Weiters muss erörtert werden: ‚Was ist die Problematik? Was erwünscht du dir, was wir gemeinsam erarbeiten können?‘

Merkt man beim Coaching einen Unterschied zwischen Frauen und Männern?

Frauen sind sehr häufig deutlich offener, über ihre Gefühle zu sprechen und das Ganze zuzulassen.

Lorenz Regler: „Es ist sehr wichtig, die Sprache der Sportler zu sprechen“


Du hast Leistungssport betrieben. Ist das ein Vorteil gegenüber anderen Sportpsychologen, die selbst keinen Leistungssport gemacht haben?

Meine erste Tendenz geht schon zu ja, einfach weil es dir ein gewisses Standing bei den Athleten gibt. Vor allem im Football, insbesondere im Flag Football, ist es so, dass die Spieler zu mir kommen und sagen: ‚Hey, du weißt ja, wie es sich anfühlt, einen Ball fallen zu lassen. Lass uns mal darüber reden.‘

Man muss aber vorsichtig sein, nicht von seinen eigenen Erfahrungen auf andere Personen zu schließen. Die Probleme, Bedürfnisse und Wünsche sind sehr individuell. Nur weil ich etwas so erlebt habe, heißt das nicht, dass jeder das so erlebt hat.

Was – glaube ich – auch ein wenig unterschätzt wird: Da ich selbst im Leistungsbereich aktiv war, weiß ich einfach, wie im Sport miteinander geredet wird. Es ist sehr wichtig, die Sprache der Sportler zu sprechen.

Wie soll ein Sportpsychologe, der z.B. nie auf Leistungsniveau Football gespielt hat, einem Profi-Footballspieler helfen können?

Es gibt viele Beispiele, die zeigen, dass man nicht der beste Spieler sein musste, um Spielern z.B. als Head Coach weiterzuhelfen. Bill Belichick war kein überragender Spieler, hat dennoch als Cheftrainer eine Dynastie bei den Patriots aufgebaut.

In der Sportpsychologie braucht man – in Bezug auf deine Frage – ein sehr hohes Maß an Empathie. Ich merke aber auch: Wenn ich eine mir unbekannte Sportart betreue und ich die „dummen Fragen“ stelle, beantwortet sich der Athlet selbst ein paar Fragen. Fragen, die er gar nicht wusste, dass er die noch hat. Sportler, die sich schon lange Zeit auf einem hohen Level in ihrer Sportart befinden, sind teilweise in einer Bubble gefangen. Sie denken nicht mehr über die grundlegenden Dinge nach. Manchmal müssen gewisse Sachen einfach neu eingeordnet und evaluiert werden. Ein neutraler und nicht vorbelasteter Blick von außen kann helfen.

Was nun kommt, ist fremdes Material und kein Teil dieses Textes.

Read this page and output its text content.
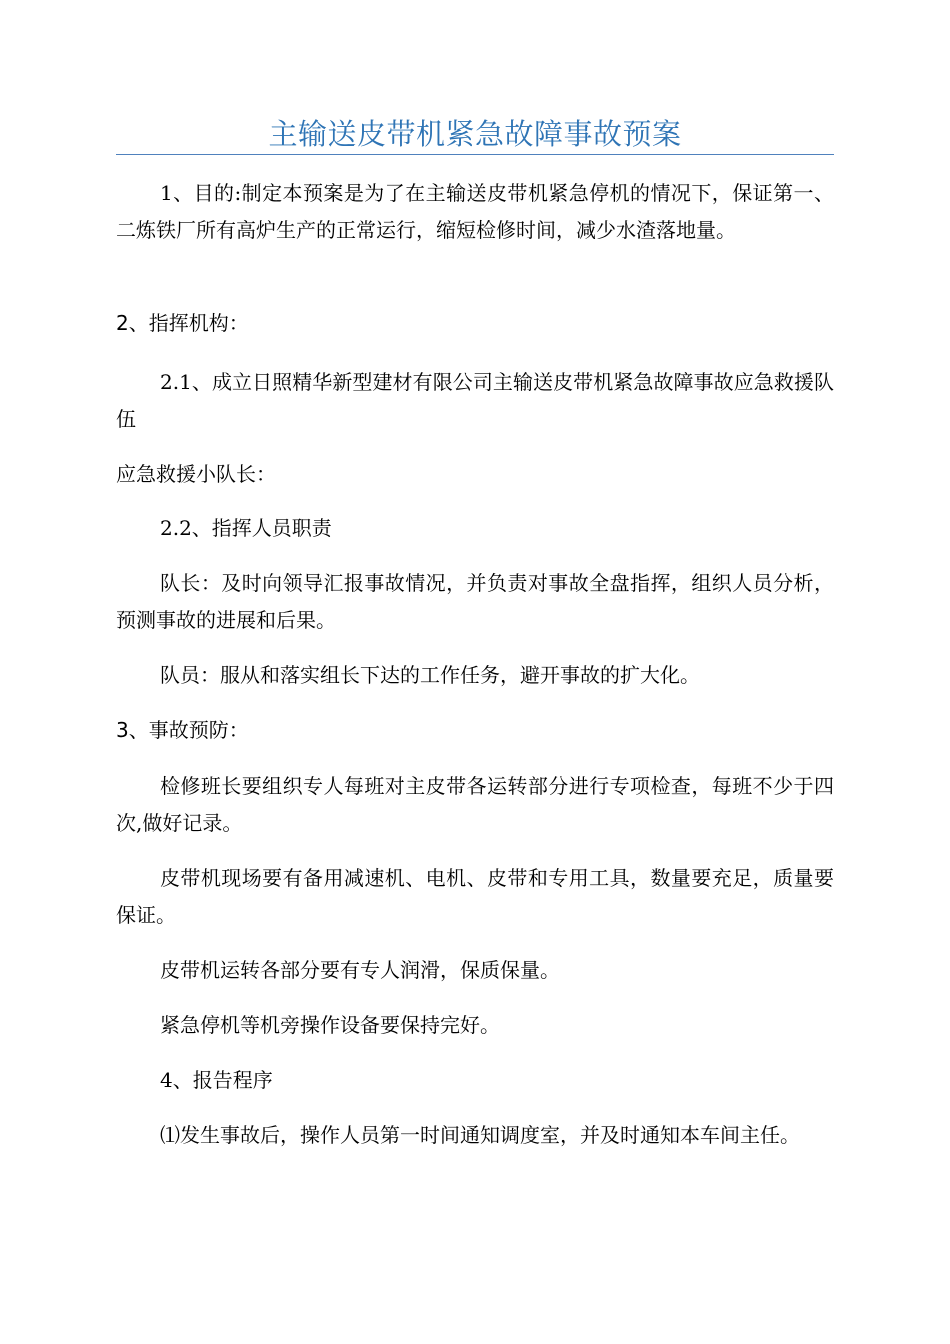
主输送皮带机紧急故障事故预案

1、目的:制定本预案是为了在主输送皮带机紧急停机的情况下，保证第一、二炼铁厂所有高炉生产的正常运行，缩短检修时间，减少水渣落地量。

2、指挥机构：

2.1、成立日照精华新型建材有限公司主输送皮带机紧急故障事故应急救援队伍

应急救援小队长：

2.2、指挥人员职责

队长：及时向领导汇报事故情况，并负责对事故全盘指挥，组织人员分析，预测事故的进展和后果。

队员：服从和落实组长下达的工作任务，避开事故的扩大化。

3、事故预防：

检修班长要组织专人每班对主皮带各运转部分进行专项检查，每班不少于四次,做好记录。

皮带机现场要有备用减速机、电机、皮带和专用工具，数量要充足，质量要保证。

皮带机运转各部分要有专人润滑，保质保量。

紧急停机等机旁操作设备要保持完好。

4、报告程序

⑴发生事故后，操作人员第一时间通知调度室，并及时通知本车间主任。
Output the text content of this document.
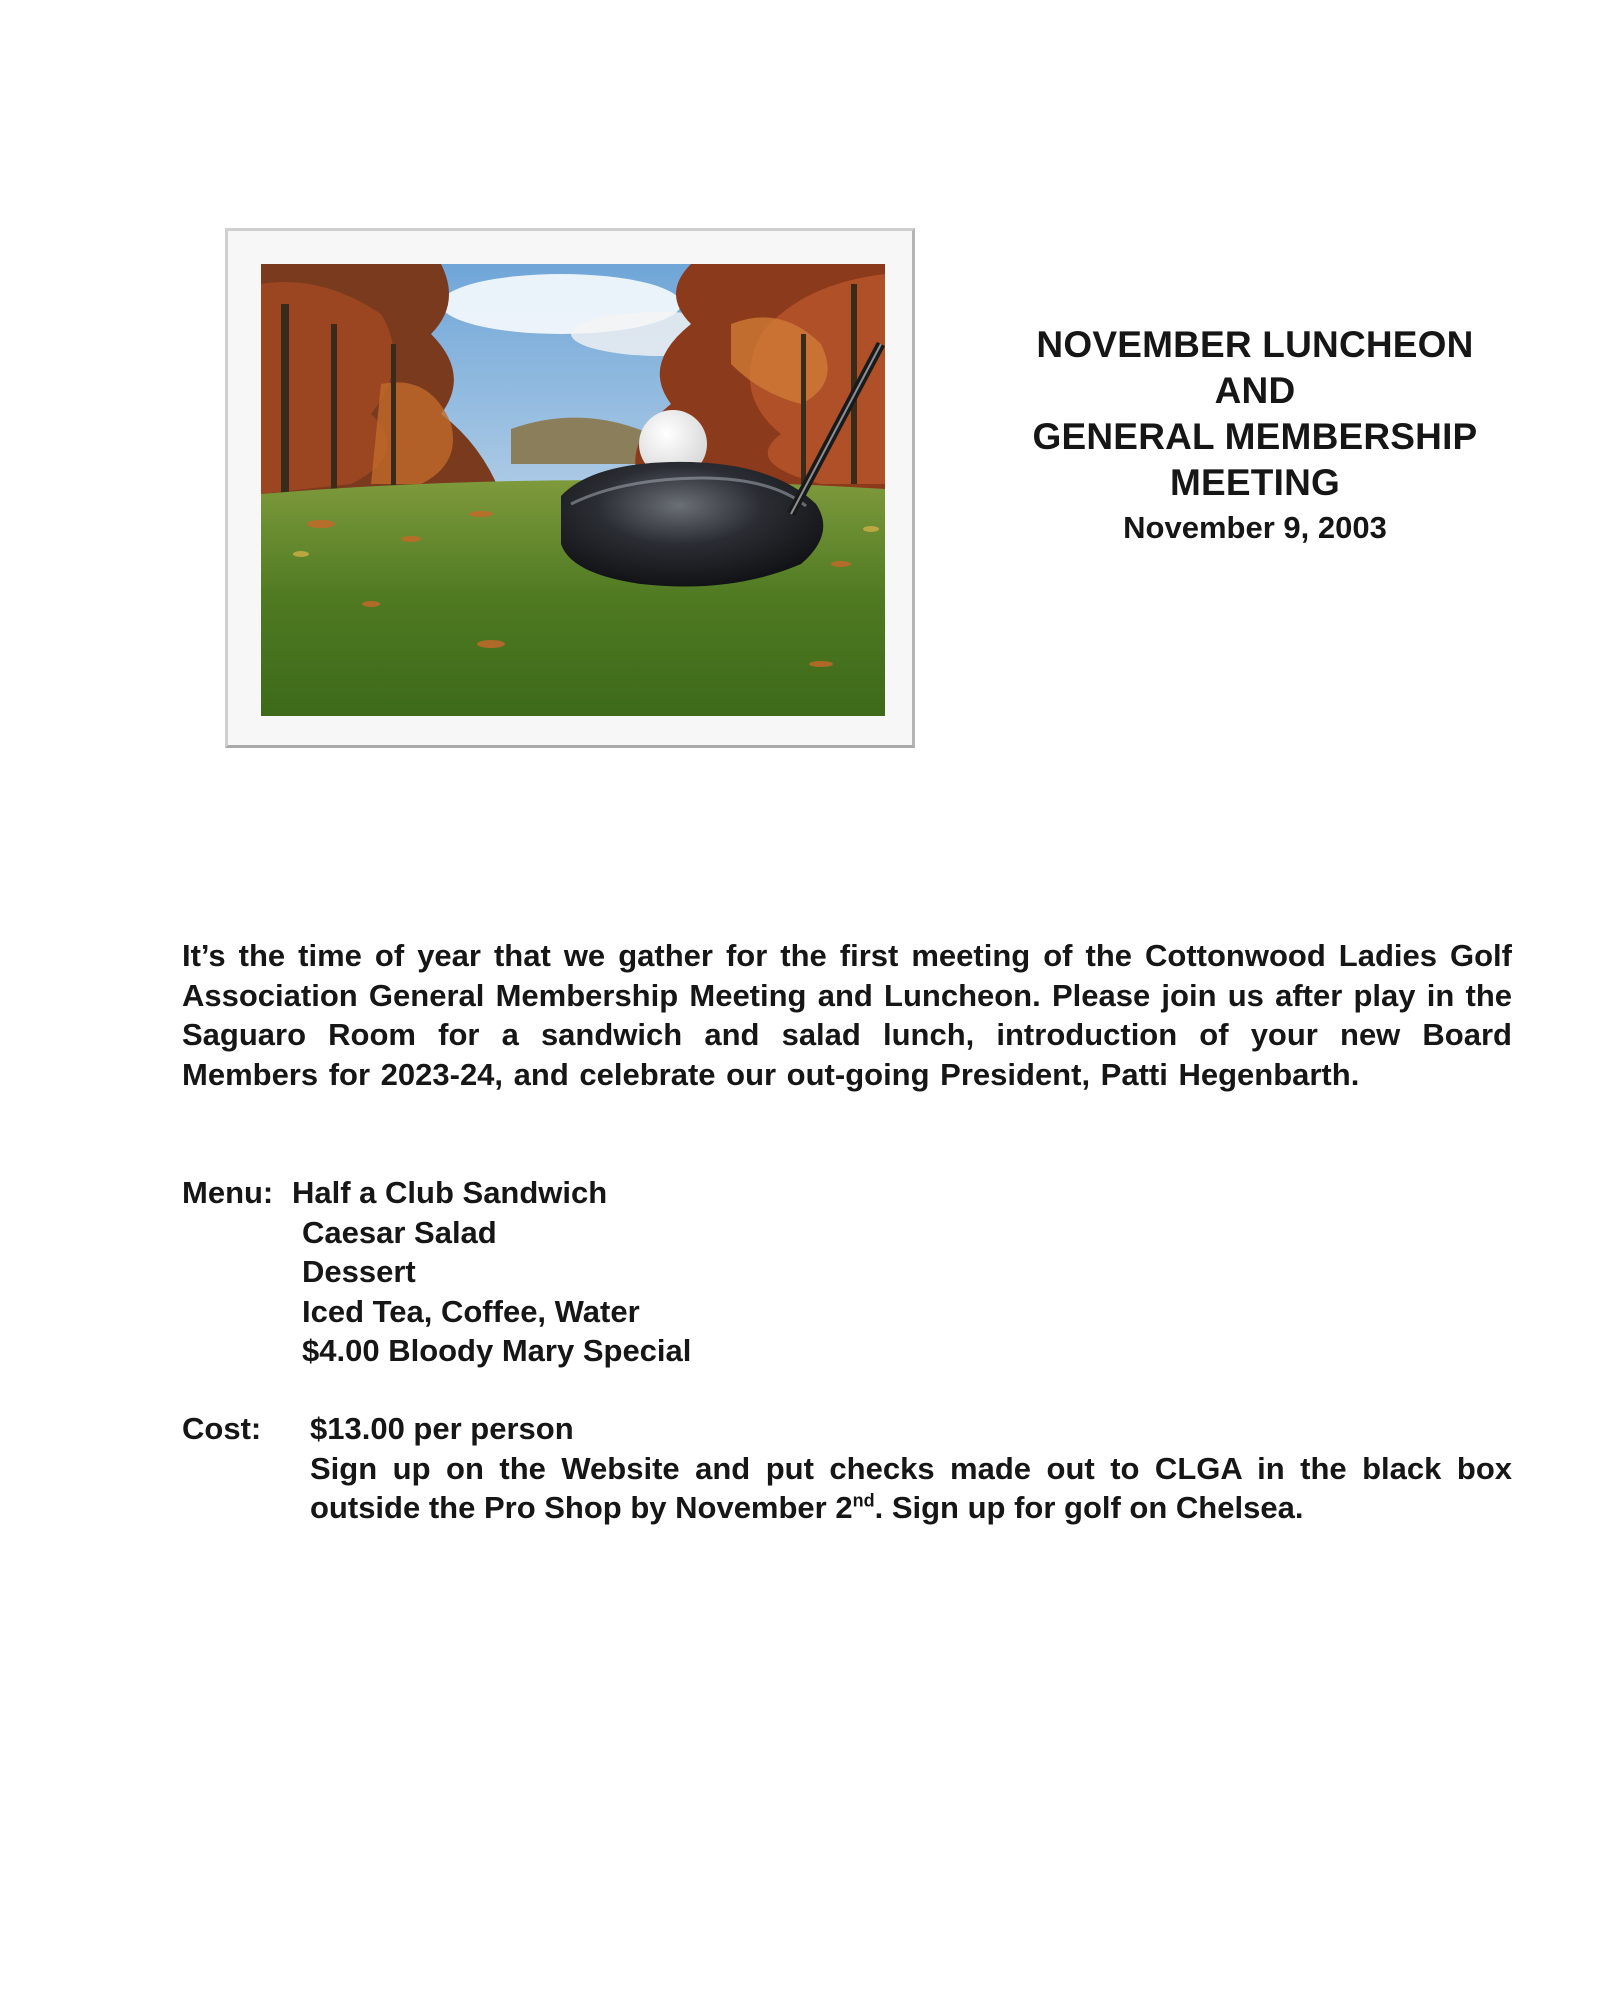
NOVEMBER LUNCHEON
AND
GENERAL MEMBERSHIP
MEETING
November 9, 2003
It’s the time of year that we gather for the first meeting of the Cottonwood Ladies Golf Association General Membership Meeting and Luncheon. Please join us after play in the Saguaro Room for a sandwich and salad lunch, introduction of your new Board Members for 2023-24, and celebrate our out-going President, Patti Hegenbarth.
Menu: Half a Club Sandwich
Caesar Salad
Dessert
Iced Tea, Coffee, Water
$4.00 Bloody Mary Special
Cost: $13.00 per person
Sign up on the Website and put checks made out to CLGA in the black box outside the Pro Shop by November 2nd. Sign up for golf on Chelsea.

Was ist dein Lieblingszitat zum Thema Sportpsychologie?

„You gotta be humble enough to know you’re replaceable, but confident enough to know it would be a downgrade.“ Auf Deutsch: „Du musst bescheiden genug sein, zu wissen, dass du ersetzbar bist. Aber, du musst selbstbewusst genug sein, zu wissen, dass dich zu ersetzen, ein Verlust wäre.“ Ein Zitat mit dem ich sehr gerne arbeite, weil ich auch viel mit dem Thema Selbstbewusstsein und Selbstvertrauen in Kontakt komme.

Welches Lied motiviert dich am meisten?

„Through Grit And Glory“ von David Robidoux. Dieses Lied hat mich die meiste Zeit in meiner Karriere begleitet und mir immer gut Gänsehaut gegeben vor dem Spiel.